If you've ever lost money on a stock, you've probably wondered if there's a way to make money when stocks fall. There is, and it's called short selling. Even though it seems to be the perfect strategy for capitalizing on declining stock prices, it comes with even more risk than buying stocks the traditional way.
- Shorting stocks is a way to profit from falling stock prices.
- A fundamental problem with short selling is the potential for unlimited losses.
- Shorting is typically done using margin and these margin loans come with interest charges, which you have pay for as long as the position is in place.
- With shorting, no matter how bad a company's prospects may be, there are several events that could cause a sudden reversal of fortunes.
How Shorting Works
The motivation behind short selling stocks is that the investor makes money when the stock price falls in value. This is the opposite of the "normal" process, in which the investor buys a stock with the idea that it will rise in price and be sold at a profit.

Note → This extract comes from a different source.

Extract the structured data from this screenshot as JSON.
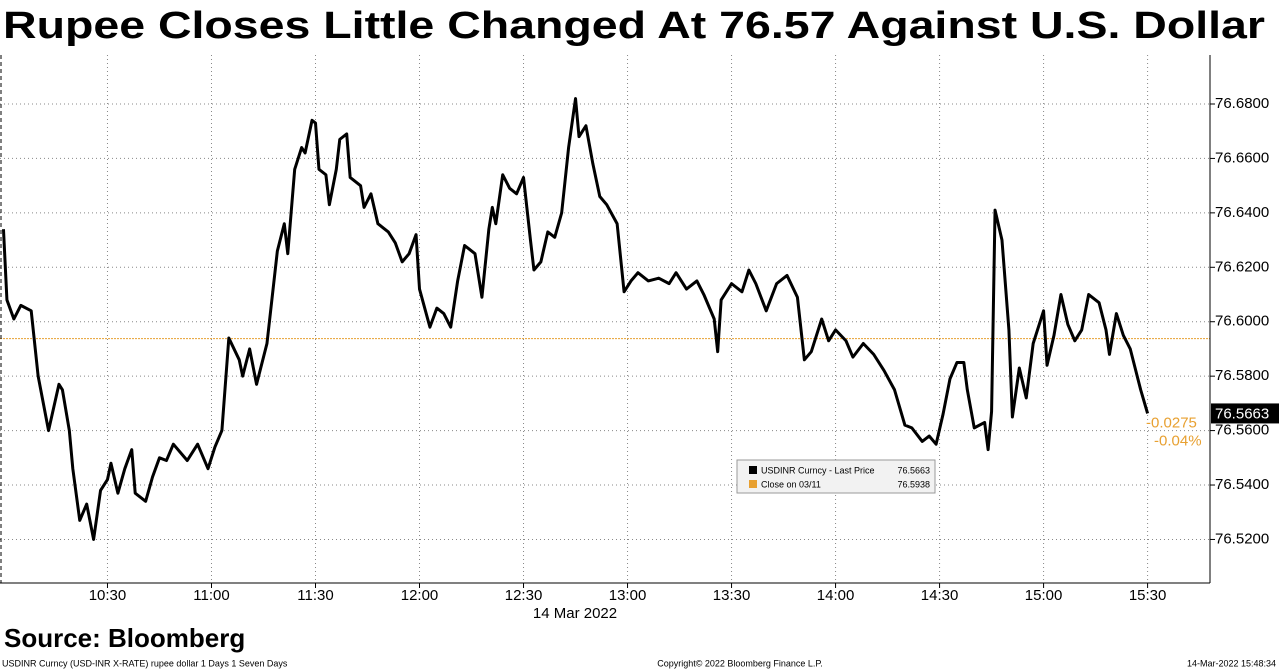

Another distinguishing feature of short selling is that the seller is selling a stock that they do not own. That is, they're selling a stock before they buy it. To do that, they must borrow the stock that they're selling from the investment broker. When they do, they sell the stock and wait until it (hopefully) falls in price.
At that time, they can purchase the stock for delivery, then close out the short position at a profit. You may be wondering what happens if the stock price rises and that's an important question. The seller can opt to hold a short position until the stock does fall in price, or they can close out the position at a loss.
Short Selling Risk vs. Reward
A fundamental problem with short selling is the potential for unlimited losses. When you buy a stock (go long), you can never lose more than your invested capital. Thus, your potential gain, in theory, has no limit.
For example, if you purchase a stock at $50, the most you can lose is $50. But if the stock rises, it can go to $100, $500, or even $1,000, which would give a hefty return on your investment. The dynamic is the exact opposite of a short sale.
If you short a stock at $50, the most you could ever make on the transaction is $50. But if the stock goes up to $100, you'll have to pay $100 to close out the position. There's no limit on how much money you could lose on a short sale. Should the price rise to $1,000, you’d have to pay $1,000 to close out a $50 investment position. This imbalance helps to explain why short selling isn't more popular than it is. Wise investors are aware of this possibility.
Time Works Against a Short Sale
There's no time limit on how long you can hold a short position on a stock. The problem, however, is that they are typically purchased using margin for at least part of the position. Those margin loans come with interest charges, and you will have to keep paying them for as long as you have your position in place.
The interest charged functions as something of a negative dividend, in that it represents a regular reduction in your equity in the position. If you're paying 5% per year in margin interest, and you hold the short position for five years, you'll lose 25% of your investment just from doing nothing. That stacks the deck against you. You won't be able to sit on a short position forever.
There's more news on the margin front, and it's both good and bad. If the stock that you sell short rises in price, the brokerage firm can implement a "margin call," which is a requirement for additional capital to maintain the required minimum investment. If you can't provide additional capital, the broker can close out the position, and you will incur a loss.
As bad as this sounds, it can function as something of a stop-loss provision. As we've already discussed, potential losses on a short sale are unlimited. A margin call effectively puts a limit on how much loss your position can sustain. The major negative on margin loans is that they enable you to leverage an investment position. While this works brilliantly to the upside, it simply multiplies your losses on the downside.
Brokerage firms typically allow you to margin up to 50% of the value of an investment position. A margin call will usually apply if your equity in the position drops below a certain percentage, generally 25%.
Factors That Can Hamper a Short Sale
No matter how bad a company's prospects may be, there are several events that could cause a sudden reversal of fortunes, and cause the stock price to rise. No matter how much research you do, or what expert opinion you obtain, any one of them could rear its ugly head at any time.
Should it happen while you hold a short position in the stock, you could lose your entire investment or even more. Examples of such situations are:
- The general market could rise significantly, pulling up the price of your stock—despite the weak fundamentals of the company
- The company could be a takeover candidate—just the announcement of a merger or acquisition could cause the price of the stock to skyrocket
- The company could announce the unexpected good news
- A well-known investor could take a large position in the stock, on the opinion that it is undervalued
- The news could break about a major positive development in the company's industry that will cause the stock to rise in price
- Political instability in a certain part of the world might suddenly make your short sale company more attractive
- A change in legislation that affects the company or its industry in a positive way
These are just some examples of events that could unfold that could cause the price of the stock to rise, despite the fact that extensive research indicated that the company was a perfect candidate for a short sale.
The Bottom Line
Investing in stocks in the usual way is risky enough. Short selling should be left to very experienced investors, with large portfolios that can easily absorb sudden and unexpected losses.